Vottem () is a village of Wallonia and a district of the municipality of Herstal, located in the province of Liège, Belgium.

The Rida river has its springs in Vottem.

It was a fully-fledged municipality up to 1976. The Jolivet and Bernalmont hamlets had already been transferred to the town of Liège in 1975.

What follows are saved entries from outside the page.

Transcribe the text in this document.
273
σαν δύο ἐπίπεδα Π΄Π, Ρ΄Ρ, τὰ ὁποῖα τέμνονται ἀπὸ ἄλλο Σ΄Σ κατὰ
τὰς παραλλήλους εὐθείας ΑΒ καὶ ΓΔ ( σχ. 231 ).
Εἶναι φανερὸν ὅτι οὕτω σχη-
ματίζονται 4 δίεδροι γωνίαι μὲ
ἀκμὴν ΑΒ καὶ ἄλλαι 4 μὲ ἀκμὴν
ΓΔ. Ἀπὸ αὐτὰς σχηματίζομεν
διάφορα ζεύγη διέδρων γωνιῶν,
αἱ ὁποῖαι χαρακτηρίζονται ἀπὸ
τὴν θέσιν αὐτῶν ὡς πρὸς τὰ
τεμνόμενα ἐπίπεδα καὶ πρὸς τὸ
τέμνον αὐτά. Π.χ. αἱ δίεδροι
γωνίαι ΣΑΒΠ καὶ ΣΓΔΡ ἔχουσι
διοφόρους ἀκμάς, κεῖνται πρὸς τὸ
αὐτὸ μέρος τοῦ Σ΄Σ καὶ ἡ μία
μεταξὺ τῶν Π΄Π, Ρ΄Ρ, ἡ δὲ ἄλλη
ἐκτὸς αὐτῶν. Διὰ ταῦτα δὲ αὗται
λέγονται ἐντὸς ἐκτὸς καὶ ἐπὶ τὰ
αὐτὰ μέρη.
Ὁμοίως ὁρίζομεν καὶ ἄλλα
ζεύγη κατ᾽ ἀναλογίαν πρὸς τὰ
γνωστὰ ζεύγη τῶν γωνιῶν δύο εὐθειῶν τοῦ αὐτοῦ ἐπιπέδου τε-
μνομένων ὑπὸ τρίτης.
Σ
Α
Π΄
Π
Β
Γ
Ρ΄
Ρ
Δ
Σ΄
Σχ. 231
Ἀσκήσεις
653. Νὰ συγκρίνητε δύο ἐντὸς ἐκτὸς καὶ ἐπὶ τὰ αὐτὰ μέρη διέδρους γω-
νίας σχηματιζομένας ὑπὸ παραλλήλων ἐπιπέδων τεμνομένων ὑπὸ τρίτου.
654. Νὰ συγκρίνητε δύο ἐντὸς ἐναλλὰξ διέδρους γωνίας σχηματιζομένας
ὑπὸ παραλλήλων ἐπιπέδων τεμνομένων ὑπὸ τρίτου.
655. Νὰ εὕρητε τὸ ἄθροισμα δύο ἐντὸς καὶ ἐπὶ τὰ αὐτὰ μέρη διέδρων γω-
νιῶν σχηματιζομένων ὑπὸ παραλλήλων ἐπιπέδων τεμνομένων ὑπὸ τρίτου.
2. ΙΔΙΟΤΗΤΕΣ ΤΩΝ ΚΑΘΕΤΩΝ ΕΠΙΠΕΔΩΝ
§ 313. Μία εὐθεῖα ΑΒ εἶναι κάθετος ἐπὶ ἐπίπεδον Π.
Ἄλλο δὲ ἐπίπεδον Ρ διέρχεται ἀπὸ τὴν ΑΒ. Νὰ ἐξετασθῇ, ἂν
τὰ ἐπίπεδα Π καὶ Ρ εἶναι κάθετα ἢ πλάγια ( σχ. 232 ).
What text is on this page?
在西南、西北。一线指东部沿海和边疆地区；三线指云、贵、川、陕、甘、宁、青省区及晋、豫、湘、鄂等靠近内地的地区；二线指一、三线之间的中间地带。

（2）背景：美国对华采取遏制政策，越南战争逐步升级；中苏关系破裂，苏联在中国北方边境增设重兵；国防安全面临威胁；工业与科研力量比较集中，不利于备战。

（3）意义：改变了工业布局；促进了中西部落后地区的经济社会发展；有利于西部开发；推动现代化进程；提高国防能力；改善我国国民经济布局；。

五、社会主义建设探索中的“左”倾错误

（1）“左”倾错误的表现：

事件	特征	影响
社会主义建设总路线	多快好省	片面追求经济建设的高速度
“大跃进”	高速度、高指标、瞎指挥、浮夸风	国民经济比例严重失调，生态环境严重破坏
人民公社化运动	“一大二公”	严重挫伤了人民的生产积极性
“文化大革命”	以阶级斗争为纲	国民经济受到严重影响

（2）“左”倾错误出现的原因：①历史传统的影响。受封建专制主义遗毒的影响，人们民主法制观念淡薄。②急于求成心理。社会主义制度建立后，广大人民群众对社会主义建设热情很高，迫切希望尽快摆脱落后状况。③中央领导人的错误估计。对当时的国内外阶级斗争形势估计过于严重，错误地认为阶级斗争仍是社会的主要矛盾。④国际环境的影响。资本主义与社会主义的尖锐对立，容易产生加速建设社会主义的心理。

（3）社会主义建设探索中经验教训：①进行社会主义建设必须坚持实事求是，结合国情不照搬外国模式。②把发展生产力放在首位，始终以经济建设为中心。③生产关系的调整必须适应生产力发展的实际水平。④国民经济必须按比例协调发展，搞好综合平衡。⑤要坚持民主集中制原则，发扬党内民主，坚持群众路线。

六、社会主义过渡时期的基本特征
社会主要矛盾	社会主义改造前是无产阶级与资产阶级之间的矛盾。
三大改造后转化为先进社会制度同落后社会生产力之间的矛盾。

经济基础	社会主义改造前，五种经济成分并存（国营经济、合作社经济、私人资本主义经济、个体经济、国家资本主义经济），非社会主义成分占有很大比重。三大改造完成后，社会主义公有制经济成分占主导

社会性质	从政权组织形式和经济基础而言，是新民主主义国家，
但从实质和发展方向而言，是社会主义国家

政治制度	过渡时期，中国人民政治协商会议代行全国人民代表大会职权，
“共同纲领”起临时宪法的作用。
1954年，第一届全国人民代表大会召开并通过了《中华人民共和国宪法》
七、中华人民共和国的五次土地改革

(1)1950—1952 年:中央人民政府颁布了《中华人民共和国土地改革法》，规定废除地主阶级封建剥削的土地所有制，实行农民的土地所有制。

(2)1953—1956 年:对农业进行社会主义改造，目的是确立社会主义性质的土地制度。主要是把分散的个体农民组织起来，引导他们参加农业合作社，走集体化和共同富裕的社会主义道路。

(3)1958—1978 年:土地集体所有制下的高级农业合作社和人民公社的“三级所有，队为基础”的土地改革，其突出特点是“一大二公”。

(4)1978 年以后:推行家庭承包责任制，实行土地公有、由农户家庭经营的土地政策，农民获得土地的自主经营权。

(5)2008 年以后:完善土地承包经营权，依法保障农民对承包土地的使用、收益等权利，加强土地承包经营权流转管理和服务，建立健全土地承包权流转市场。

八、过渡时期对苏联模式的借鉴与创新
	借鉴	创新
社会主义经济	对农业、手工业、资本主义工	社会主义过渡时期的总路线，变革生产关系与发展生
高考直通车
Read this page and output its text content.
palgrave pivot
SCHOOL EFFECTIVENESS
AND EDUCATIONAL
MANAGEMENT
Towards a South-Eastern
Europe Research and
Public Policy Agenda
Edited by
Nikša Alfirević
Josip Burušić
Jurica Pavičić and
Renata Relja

Hamlets and neighbourhoods 
 Bouxhtay, Å Bouh'tè, Å Bouf'tè, hamlet mentioned since 1278
 Chapeauville, A chapêvêye, neighbourhood mentioned since 1534
 Cheval Blanc, Å blanc Dj'vå, after the "White Horse inn" that was located there
 Croix Jouette, Creû Djouwète, hamlet mentioned since 1552
 Gaillard-Cheval, Å Galiår, hamlet mentioned since 1530
 Gascogniers, Ås Cascognîs, hamlet mentioned since 1812 
 Haxhes, Hå, Håhe
 Haren, Harin
 Jolivet, è Djolivè (hamlet mentioned since 1430; transferred to Liège in 1975)
 Tiyou, after the Walloon word for the linden that was once growing there. There was also an old windmill, Moulin Bouquette which was destroyed around 1970 for sake of highway construction.

Geology and soils 

Vottem is at the limit of the Hesbaye Plateau and the Meuse valley. From higher to lower locations in the village, there are the following geological formations:
 Pleistocene aeolian loess 
 Tertiary sands (Oligocene)
 Clay with flint
 Maastrichtian chalk (Cretaceous) - it makes up the Hesbaye aquifer
 Herve clay or smectite 
 Sandstone, schists and coal pertaining to the Palaeozoic (also called Houiller)
Locally, near the Rida springs, freshwater tufa has been deposited.

Dominant soils in Vottem are well drained loamy soils(Ab) and gravelly loamy soils with silex, quite well drained also (Gb). The latter are directly related to outcrops of clay-with-flint. Remarkably, on the soil map, spring areas are not differentiated, most probably in relation to a low augering density (one per ha)

Important buildings 
 The Saint Étienne catholic church dates from 1788. It is a neo-classical church, holding a squared tower at the western side, in bricks and stone. It has been restored in 1966, and the old furniture disappeared at that time. One of the church bells dated from 1838,; it was stolen by the German occupier in 1943.
 Temple of the Antoinist cult

 Bouxthay Chapel (ruined)

 There used to be two windmills in Vottem, the Moulin Depireux and the Moulin Bouquette; their towers remained in the landscape until 1970, when they were destroyed to make room for the highway.
 The "Centre pour Illégaux de Vottem" (CIV) exists since 1999. Non-accepted asylum seekers reside here, before travelling back to their home country. People sleep in rooms with four beds.

Public footpaths

Vottem holds 26 km of public footpaths, out of which 14 km are in good shape, 2 km are difficult (often included in croplands), 1 km illegally closed, 2 km inaccessible with unknown status and 5 km have been officially abandoned (often for sake of highway construction). This high density of footpaths is explained by the previous dominance of horticulture in this village. The intensive work in the gardens required a lot of foot mobility; and the products were transported to the local auction market by hand carts; the width of the footpaths was adjusted to these carts: minimum 1.17 metres.